With that in mind, Sherrill took advantage of opportunities to learn from seasoned Air Force health care providers with many years of service. She asked questions about diagnoses, treatment plans, and what that all meant for the patient. Those same physicians also took the time to quiz her on various scenarios and ask what she would do in those situations.
“They took me under their wing and I felt so confident in my abilities when it came time to deploy,” said Sherrill. “When I would see patients, it felt good to feel competent, know what I was talking about, and speak intelligently on medical conditions.”
That mentorship motivated Sherrill to invest in the younger medics just starting out their career and share her experiences when she deployed.

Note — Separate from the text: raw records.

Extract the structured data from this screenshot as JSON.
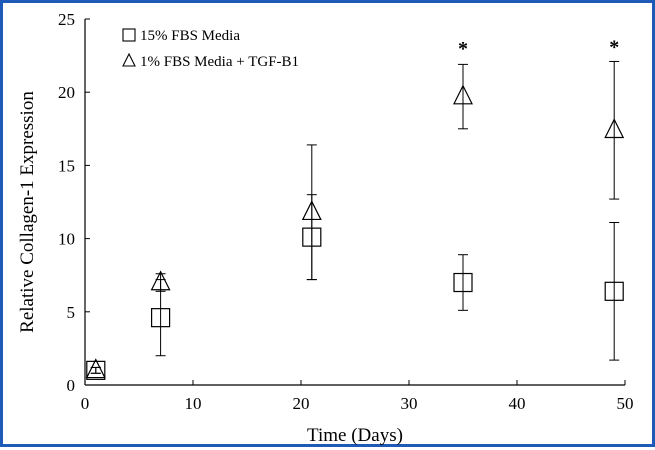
{
  "chart_data": {
    "type": "scatter",
    "title": "",
    "xlabel": "Time (Days)",
    "ylabel": "Relative Collagen-1 Expression",
    "xlim": [
      0,
      50
    ],
    "ylim": [
      0,
      25
    ],
    "x_ticks": [
      0,
      10,
      20,
      30,
      40,
      50
    ],
    "y_ticks": [
      0,
      5,
      10,
      15,
      20,
      25
    ],
    "x_tick_labels": [
      "0",
      "10",
      "20",
      "30",
      "40",
      "50"
    ],
    "y_tick_labels": [
      "0",
      "5",
      "10",
      "15",
      "20",
      "25"
    ],
    "grid": false,
    "legend_position": "top-left",
    "series": [
      {
        "name": "15% FBS Media",
        "marker": "square",
        "x": [
          1,
          7,
          21,
          35,
          49
        ],
        "y": [
          1.0,
          4.6,
          10.1,
          7.0,
          6.4
        ],
        "yerr": [
          0.2,
          2.6,
          2.9,
          1.9,
          4.7
        ]
      },
      {
        "name": "1% FBS Media + TGF-B1",
        "marker": "triangle",
        "x": [
          1,
          7,
          21,
          35,
          49
        ],
        "y": [
          1.0,
          7.0,
          11.8,
          19.7,
          17.4
        ],
        "yerr": [
          0.2,
          0.6,
          4.6,
          2.2,
          4.7
        ]
      }
    ],
    "annotations": [
      {
        "text": "*",
        "x": 35,
        "y": 23.5
      },
      {
        "text": "*",
        "x": 49,
        "y": 23.6
      }
    ]
  }
}
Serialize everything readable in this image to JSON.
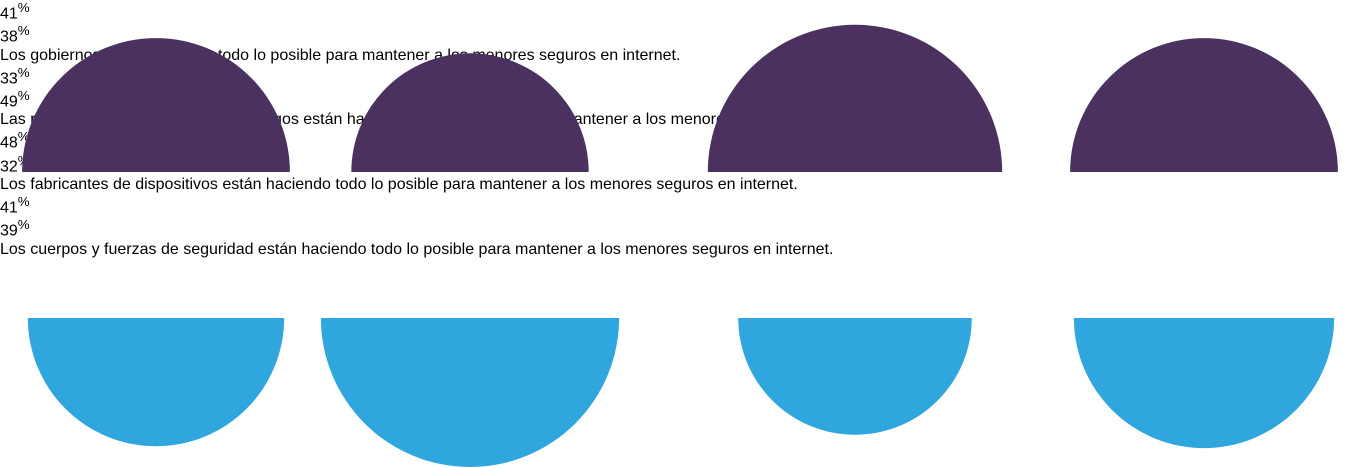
{
  "chart_data": {
    "type": "half-circle",
    "unit": "%",
    "categories": [
      "Los gobiernos están haciendo todo lo posible para mantener a los menores seguros en internet.",
      "Las redes sociales/ plataformas de juegos están haciendo todo lo posible para mantener a los menores seguros en internet.",
      "Los fabricantes de dispositivos están haciendo todo lo posible para mantener a los menores seguros en internet.",
      "Los cuerpos y fuerzas de seguridad están haciendo todo lo posible para mantener a los menores seguros en internet."
    ],
    "series": [
      {
        "color": "#4a3160",
        "values": [
          41,
          33,
          48,
          41
        ]
      },
      {
        "color": "#30a6de",
        "values": [
          38,
          49,
          32,
          39
        ]
      }
    ]
  }
}
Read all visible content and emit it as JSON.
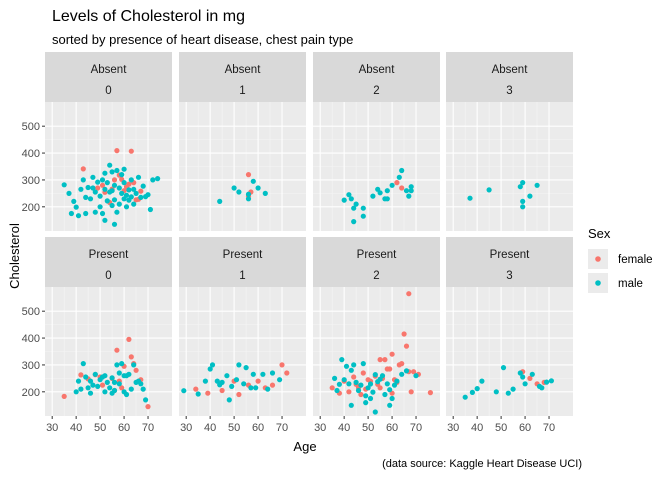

She encouraged them to get in the room with providers and listen to their dialogue with the patient, watch them do the exams, and listen to the plan of care.
“I want those Airmen to be prepared if they ever get deployed and end up in the same situation I did,” said Sherrill. “They would then have a frame of reference and think about what their provider did in a particular situation.”
Sherrill also encourages providers to mentor Airmen just coming in, impart as much knowledge as they can, and share their own experiences.
“I stress the fact that one day a physician may not be there and these young medics need to prepare to provide care in a deployed setting,” said Sherrill. “It is important to give them the information they need to be successful and make sure our brothers and sisters in arms stay healthy during deployment and get home to their families.”
Although this may seem like a lot for a young medic to take on, Sherrill is confident in their abilities to take the initiative to learn more from their providers and deliver effective quality care.
“As a medical technician in the clinic doing the same routine each day, it can be difficult to see where you fit into the bigger picture,” said Sherrill. “Technicians are not just blood pressure taking machines. They serve such a bigger purpose within the Air Force.
“My hope is that young medical Airmen take the approach of shadowing their provider, and find strong mentors who give them a well-rounded medical experience,” said Sherrill. “When the time comes, those skills help you rise to occasion and deliver the best possible care.”